Look at a dozen articles on divorce. Look at two dozen. Can you draw any definitive conclusions?
Where are the answers that will help you – as you struggle to save a marriage or to leave one, as you weigh the pros and cons of fighting for child support over the course of years, as you try to salvage a career that is being battered by legal battles, as you determine if you can move out of state with your kids, as you wonder what’s wrong with you because you can’t “move on” emotionally after a spouse has deserted?
Maybe you’re trying to decide if the grass is greener for real, or if the relationships you dream of are the manufacture of the Grass is Always Greener Syndrome.
As if the emotional turmoil weren’t enough! Disorientation feels like it’s your middle name, as you look for information, for guidance, for solace, and for encouragement.
But viewpoints on divorce are all over the map.
- You will be better off emotionally. (Then again, you may not.)
- Your kids will be better off. (Then again, they may not.)
- You’ll regain your footing financially. (Right. You may not.)
- You’ll meet a great guy / gal and find true love. (The alternative? Not!)
Here’s the dilemma. Your divorce may go smoothly and relatively quickly. You may be parting ways with only the usual animosity, but knowing you gave your marriage everything you could, as you and your ex concentrate on the best possible co-parenting.

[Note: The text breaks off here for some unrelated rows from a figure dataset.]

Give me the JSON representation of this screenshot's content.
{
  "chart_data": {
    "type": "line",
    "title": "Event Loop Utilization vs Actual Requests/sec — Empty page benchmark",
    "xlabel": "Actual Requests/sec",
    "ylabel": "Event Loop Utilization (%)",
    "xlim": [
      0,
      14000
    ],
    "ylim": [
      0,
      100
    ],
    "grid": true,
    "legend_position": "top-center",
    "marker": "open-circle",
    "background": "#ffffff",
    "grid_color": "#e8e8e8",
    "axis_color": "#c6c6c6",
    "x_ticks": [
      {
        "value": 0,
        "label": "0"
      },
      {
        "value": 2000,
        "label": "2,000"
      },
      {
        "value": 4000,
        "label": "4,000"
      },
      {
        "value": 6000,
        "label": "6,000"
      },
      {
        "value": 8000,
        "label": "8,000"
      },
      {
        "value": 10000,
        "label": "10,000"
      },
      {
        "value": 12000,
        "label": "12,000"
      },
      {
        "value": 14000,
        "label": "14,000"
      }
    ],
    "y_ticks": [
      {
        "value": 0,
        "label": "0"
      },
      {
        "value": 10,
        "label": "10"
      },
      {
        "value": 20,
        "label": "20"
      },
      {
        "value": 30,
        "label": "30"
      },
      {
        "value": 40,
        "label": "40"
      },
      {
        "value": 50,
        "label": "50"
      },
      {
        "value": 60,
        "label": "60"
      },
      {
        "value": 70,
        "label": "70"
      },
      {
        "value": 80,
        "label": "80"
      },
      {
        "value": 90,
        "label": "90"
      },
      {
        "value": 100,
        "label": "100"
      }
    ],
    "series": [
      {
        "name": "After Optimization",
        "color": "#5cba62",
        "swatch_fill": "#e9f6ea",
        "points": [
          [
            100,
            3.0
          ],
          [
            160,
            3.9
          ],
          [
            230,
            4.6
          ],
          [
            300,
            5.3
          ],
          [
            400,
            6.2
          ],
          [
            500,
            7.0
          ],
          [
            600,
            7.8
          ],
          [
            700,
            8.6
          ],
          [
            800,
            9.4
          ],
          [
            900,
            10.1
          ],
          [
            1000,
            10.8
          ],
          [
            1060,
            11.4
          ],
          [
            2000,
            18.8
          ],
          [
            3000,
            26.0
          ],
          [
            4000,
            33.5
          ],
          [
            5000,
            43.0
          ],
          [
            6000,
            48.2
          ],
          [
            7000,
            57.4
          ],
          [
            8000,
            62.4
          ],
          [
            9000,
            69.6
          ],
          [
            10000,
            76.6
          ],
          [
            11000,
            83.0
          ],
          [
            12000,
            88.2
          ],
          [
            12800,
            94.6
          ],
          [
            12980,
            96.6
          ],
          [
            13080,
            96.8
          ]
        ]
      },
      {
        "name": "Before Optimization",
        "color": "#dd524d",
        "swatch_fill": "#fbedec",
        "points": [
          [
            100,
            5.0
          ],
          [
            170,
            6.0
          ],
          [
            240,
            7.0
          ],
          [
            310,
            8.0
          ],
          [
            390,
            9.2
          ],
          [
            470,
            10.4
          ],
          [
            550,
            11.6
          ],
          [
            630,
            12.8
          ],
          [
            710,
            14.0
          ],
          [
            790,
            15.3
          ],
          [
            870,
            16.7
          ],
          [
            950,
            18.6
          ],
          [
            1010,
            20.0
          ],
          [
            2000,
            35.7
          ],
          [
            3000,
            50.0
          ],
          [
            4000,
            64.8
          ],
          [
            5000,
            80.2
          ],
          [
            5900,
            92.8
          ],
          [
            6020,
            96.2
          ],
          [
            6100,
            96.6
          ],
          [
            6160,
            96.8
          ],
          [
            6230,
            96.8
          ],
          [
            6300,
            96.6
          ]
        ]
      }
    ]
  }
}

Perhaps you go for mediation rather than battling attorneys or your attorneys may choose not to
fan the flames of perceived and actual wrongs, resulting in keeping your legal fees in check.
You may have family and friends who help during this challenging transition. And even in the best of circumstances, it will be a transition with ups and downs – certainly for your children.
But you may also have a confluence of more painful factors to contend with – a spouse who wants out because he’s found someone new, the reality of an abusive relationship that you’re finally confronting, health issues that play into the mix – yours, or a child’s. You may be divorcing as part of a military family, you may splitting at the seams from financial strain as it is, your kids may present special worries beyond the not so routine “routine” of dealing with their parents’ split.
You may find yourself struggling to get work as you transition from being a Stay At Home Mom to a Work For Pay Parent, loaded with more financial and logistical responsibilities than ever. You may find yourself back in court, when you thought that everything was neatly settled and behind you.
There is no predicting what your individual circumstances will bring. But what you do possess is this: The ability to inform yourself, to manage your own behaviors, to act as a model for your children, and to find some pragmatic balance among the positive and negative possibilities – some of which you control, and many that you don’t.
My suggestions?
- Stay informed at every stage, not only via your legal services providers, but by accessing expert resources for your state.
- Check resources like DivorcedMoms.com, written by other single mothers who have been where you are. Find articles that speak to you relative to the stage in the divorcing process, or number of children you may have, or reason for divorcing, and so on.
- Remember that you’re the adult, and whatever you’re going through, your children are going through the process with at least as many conflicting feelings and likely more. Children want to love both parents. Even adult children of divorce seek to love or at least understand both parents, as well as why they’re-terminating their marriage.
- Focusing on helping your kids doesn’t mean you shouldn’t take care of yourself. Don’t neglect your health, your finances, or your own need for emotional support.
As for those articles that promise the best, the worst, and everything in between? How do you interpret advice telling you to move on after a specific time, or that your children are doomed (or for that matter, better off), that you are condemned to living alone once your children are raised?
For someone, somewhere – each of these perspectives is “right,” and we can factor these viewpoints into our own experience as long as we understand they are not absolute, and they may or may not apply. We, as adults and single mothers, need to continually question, continually inform ourselves, and make considered judgments as to what and where we can learn what we need in order to stay appropriately oriented.